Di pesawat, jamaah haji tanpa wudhu, tetapi tayamum dengan menggunakan kursi sebagai alatnya. Kemudian mengerjakan sholat dengan duduk dan tidak menghadap kiblat, bagaimana hukumnya? Apakah shalat demikian ini termasuk Lihurmatil waqti?

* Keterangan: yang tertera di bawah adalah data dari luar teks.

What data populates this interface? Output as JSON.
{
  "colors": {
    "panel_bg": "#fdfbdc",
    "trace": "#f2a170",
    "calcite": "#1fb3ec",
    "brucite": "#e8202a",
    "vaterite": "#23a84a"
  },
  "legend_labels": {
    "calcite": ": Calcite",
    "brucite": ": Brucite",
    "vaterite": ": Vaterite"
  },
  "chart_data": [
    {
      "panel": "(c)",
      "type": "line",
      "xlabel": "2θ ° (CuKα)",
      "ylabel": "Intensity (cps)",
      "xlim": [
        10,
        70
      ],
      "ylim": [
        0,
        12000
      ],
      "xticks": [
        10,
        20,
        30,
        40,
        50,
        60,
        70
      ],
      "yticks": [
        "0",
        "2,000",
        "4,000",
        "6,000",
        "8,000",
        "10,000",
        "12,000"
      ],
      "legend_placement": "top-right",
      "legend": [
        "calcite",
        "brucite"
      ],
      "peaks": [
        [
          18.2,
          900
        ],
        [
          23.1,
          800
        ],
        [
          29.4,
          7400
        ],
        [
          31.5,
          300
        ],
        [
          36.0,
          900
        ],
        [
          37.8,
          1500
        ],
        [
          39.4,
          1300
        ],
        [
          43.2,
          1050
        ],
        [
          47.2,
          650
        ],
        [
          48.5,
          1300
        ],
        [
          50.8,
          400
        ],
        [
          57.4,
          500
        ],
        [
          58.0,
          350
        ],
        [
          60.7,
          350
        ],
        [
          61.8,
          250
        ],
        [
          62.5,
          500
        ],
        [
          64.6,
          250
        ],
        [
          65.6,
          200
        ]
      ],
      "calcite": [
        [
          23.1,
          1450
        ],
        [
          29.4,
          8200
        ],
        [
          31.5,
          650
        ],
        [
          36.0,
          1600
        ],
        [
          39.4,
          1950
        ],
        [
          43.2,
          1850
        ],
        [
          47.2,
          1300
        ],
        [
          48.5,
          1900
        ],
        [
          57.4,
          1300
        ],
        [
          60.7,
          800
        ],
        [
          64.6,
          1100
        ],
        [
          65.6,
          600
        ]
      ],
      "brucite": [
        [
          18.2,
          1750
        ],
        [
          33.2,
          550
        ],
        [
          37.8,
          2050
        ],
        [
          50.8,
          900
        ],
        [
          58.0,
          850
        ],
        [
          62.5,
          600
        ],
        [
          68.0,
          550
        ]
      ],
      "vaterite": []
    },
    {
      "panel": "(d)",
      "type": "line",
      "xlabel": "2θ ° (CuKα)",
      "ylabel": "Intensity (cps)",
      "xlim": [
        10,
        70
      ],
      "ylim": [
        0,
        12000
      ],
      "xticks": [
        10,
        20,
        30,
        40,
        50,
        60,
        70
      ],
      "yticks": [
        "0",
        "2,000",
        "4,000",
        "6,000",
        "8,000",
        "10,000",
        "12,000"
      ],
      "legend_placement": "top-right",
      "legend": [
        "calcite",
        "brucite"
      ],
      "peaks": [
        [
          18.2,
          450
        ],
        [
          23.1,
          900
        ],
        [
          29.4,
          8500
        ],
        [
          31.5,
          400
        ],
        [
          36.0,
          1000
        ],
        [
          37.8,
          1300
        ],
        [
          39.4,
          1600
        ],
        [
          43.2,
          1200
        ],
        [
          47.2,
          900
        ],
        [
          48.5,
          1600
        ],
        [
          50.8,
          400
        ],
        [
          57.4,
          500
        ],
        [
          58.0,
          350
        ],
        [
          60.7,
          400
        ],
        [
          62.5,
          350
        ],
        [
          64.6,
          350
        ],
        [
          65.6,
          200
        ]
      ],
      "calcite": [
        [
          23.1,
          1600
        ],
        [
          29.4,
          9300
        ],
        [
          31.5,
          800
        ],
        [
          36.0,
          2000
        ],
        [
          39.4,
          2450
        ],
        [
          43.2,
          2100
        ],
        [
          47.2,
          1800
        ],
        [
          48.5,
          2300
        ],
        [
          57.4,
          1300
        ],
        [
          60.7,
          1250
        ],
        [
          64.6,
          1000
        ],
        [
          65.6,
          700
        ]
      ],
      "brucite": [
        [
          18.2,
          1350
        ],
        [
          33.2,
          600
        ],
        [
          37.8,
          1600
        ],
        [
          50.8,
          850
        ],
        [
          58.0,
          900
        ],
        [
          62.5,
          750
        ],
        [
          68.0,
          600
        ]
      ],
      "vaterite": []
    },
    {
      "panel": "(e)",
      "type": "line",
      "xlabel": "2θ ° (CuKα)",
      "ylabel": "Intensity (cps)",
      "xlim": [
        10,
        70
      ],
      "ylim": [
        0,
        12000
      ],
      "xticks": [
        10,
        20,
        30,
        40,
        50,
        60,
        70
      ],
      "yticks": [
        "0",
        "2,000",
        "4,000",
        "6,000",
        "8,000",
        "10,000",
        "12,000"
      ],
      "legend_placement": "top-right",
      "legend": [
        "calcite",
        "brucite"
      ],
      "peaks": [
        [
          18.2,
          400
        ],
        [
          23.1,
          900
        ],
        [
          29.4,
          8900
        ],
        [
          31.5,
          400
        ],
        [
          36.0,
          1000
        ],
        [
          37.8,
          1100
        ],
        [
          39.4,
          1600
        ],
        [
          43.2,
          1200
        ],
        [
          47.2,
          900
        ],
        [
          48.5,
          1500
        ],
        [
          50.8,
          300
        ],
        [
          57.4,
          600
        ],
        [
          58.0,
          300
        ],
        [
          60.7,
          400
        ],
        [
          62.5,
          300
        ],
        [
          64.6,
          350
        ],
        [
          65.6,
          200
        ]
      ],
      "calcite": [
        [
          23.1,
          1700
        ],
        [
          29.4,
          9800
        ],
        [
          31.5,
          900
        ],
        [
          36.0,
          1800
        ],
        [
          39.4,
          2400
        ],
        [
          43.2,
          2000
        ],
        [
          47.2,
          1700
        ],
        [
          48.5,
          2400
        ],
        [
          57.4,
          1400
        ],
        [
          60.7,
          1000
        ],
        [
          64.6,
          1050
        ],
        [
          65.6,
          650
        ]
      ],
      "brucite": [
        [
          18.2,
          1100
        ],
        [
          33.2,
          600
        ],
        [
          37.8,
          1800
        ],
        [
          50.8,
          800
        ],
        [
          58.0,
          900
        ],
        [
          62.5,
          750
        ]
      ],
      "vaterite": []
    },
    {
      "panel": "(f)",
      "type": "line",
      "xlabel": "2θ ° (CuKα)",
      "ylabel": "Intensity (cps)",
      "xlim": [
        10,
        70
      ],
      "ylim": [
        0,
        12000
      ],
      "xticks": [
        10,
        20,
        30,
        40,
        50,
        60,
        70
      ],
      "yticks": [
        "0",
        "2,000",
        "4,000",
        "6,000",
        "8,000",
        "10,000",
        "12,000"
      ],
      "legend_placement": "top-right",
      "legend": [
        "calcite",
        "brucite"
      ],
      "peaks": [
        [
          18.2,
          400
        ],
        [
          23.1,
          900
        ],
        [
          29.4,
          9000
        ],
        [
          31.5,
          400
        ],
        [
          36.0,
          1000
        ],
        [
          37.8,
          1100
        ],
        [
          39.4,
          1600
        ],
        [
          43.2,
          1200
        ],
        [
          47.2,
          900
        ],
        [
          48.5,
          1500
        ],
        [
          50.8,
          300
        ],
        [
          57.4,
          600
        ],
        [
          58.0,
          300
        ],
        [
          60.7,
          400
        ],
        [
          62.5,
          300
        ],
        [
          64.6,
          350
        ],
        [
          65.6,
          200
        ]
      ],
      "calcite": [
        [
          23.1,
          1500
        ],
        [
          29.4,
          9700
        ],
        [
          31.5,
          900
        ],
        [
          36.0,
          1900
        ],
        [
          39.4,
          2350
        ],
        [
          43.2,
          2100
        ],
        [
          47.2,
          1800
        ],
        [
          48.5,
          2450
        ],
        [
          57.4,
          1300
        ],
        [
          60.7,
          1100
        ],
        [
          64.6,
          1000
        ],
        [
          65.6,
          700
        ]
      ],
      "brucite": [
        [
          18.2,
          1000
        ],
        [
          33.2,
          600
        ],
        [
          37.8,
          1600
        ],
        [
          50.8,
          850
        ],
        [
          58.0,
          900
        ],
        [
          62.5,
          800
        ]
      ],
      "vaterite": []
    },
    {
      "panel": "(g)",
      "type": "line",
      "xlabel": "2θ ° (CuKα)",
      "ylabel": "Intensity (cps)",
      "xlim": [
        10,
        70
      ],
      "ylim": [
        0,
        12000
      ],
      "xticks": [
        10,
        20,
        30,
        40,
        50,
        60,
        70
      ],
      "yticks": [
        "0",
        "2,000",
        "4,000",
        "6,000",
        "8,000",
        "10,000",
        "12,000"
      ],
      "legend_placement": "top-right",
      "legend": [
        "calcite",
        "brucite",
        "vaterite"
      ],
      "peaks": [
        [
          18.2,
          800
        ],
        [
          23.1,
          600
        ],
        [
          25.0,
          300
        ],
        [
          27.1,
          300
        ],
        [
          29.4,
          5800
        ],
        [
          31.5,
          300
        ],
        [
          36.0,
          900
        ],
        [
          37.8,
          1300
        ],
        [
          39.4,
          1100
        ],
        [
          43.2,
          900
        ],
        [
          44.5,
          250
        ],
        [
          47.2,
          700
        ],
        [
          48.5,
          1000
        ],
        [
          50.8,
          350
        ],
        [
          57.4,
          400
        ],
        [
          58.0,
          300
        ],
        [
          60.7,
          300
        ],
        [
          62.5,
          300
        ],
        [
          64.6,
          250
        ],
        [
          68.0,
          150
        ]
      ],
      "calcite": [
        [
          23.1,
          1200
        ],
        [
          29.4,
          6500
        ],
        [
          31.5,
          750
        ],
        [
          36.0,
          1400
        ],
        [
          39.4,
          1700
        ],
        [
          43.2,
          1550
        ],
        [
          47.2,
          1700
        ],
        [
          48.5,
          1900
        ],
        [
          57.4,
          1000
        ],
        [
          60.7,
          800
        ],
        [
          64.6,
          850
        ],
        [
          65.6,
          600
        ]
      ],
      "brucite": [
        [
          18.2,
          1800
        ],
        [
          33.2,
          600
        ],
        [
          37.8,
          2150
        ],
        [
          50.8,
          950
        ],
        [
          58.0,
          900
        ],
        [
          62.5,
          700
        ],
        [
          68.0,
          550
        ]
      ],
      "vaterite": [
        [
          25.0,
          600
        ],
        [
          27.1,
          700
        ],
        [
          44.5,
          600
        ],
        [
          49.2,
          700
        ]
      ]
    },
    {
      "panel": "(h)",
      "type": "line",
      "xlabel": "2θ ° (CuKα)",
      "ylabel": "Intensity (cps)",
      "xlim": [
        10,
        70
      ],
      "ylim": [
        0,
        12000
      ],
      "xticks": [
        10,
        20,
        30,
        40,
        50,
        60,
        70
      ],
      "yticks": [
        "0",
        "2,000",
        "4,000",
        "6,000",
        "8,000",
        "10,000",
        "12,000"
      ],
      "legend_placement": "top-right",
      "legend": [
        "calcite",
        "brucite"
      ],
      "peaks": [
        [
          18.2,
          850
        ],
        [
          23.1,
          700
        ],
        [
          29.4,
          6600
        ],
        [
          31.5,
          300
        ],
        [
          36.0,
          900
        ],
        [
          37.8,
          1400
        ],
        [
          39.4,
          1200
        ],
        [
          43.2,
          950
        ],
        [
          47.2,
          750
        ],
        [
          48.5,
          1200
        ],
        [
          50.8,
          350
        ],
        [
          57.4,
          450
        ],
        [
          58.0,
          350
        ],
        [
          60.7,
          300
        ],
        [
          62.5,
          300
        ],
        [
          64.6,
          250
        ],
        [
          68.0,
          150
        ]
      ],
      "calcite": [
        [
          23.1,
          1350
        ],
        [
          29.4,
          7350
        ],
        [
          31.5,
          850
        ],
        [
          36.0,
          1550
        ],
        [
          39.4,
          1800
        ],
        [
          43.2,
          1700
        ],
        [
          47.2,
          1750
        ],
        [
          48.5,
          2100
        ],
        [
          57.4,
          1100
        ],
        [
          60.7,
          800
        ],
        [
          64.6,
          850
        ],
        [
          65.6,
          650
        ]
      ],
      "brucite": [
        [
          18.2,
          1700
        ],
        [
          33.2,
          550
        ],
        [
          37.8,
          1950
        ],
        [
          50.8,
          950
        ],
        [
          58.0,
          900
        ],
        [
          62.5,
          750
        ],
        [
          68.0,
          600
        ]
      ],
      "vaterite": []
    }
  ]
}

Untuk menjawab permasalan ini kita bisa baca kembali hasil bahtusl masail Muktamar NU ke-28 pada 25-28 November 1989 di Pesantren Krapyak Yogyakarta. Keputusan muktamar tersebut menyatakan bahwa tayamum dengan menggunakan kursi sebagai alatnya tidak sah, sedangkan kedudukan shalatnya hanya semata-mata karena mulianya waktu (lihurmatil waqti).
Keterangan dari kitab:
- Al-Majmu’ Syarah Muhadzdzab:
أَمَّا حُكْمُ الْمَسْأَلَةِ فَمَذْهَبُنَا أَنَّهُ لاَ يَصِحُّ التَّيَمُّمُ إِلاَّ بِتُرَابٍ هَذَا هُوَ الْمَعْرُوْفُ فِي الْمَذْهَبِ وَبِهِ قَطَعَ اْلأَصْحَابُ وَتَظَاهَرَتْ عَلَيْهِ نُصُوْصُ الشَّافِعِيِّ, وَحَكَى الرَّافِعِيُّ عَنِ ابْنِ عَبْدِ اللهِ الْحَنَاطِيِّ بِالْحَاءِ الْمُهْمَلَةِ وَالنُّوْنِ أَنَّهُ حَكَى فِي جَوَازِ التَّيَمُّمِ بِالذَّرِيْرَةِ وَالنُّوْرَةِ والزِّرْنِيْخِ وَاْلأَحْجَارِ الْمَدْقُوْقَةِ وَالْْقَوَارِيْرِ الْمَسْحُوْقَةِ وَأَشْبَاهِهَا قَوْلَيْنِ لِلشَّافِعِيِّ وَهَذَا نَقْلٌ غَرِيْبٌ ضَعِيْفٌ شَاذٌّ مَرْدُوْدٌ وَإِنَّمَا أَذْكُرُهُ لِلتَّنْبِيْهِ عَلَيْهِ لِئَلاَّ يَغْتَرُّ بِهِ وَالصَّحِيْحُ فِي الْمَذْهَبِ أَنَّهُ لاَ يَجُوْزُ إِلاَّ بِتُرَابٍ وَبِهِ قَالَ أَحْمَدُ وَابْنُ الْمُنْذِرِ وَ دَاوُدُ قَالَ اْلأَزْهَرُ وَالْقَاضِيُّ أَبُوْ الطَّيِّبِ هُوَ قَوْلُ أَكْثَرِ الْفُقَهَاءِ وَقَالَ أَبُوْ حَنِيْفَةَ وَ مَالِكٌ يَجُوْزُ بِكُلِّ أَجْزَاءِ اْلأَرْضِ حَتىَّ بِصَخْرَةٍ مَغْسُوْلَةٍ، وَقَالَ بَعْضُ أَصْحَابِ مَالِكٍ يَجُوْزُ بِكُلِّ مَا اتَّصَلَ بِاْلأَرْضِ كَالْخَشَبِ وَالثَّلْجِ وَغَيْرِهِمَا وَفِي الْمِلْحِ ثَلاَثَةُ أَقْوَالٍ ِلأَصْحَابِ مَالِكٍ أَحَدُهَا يَجُوْزُ.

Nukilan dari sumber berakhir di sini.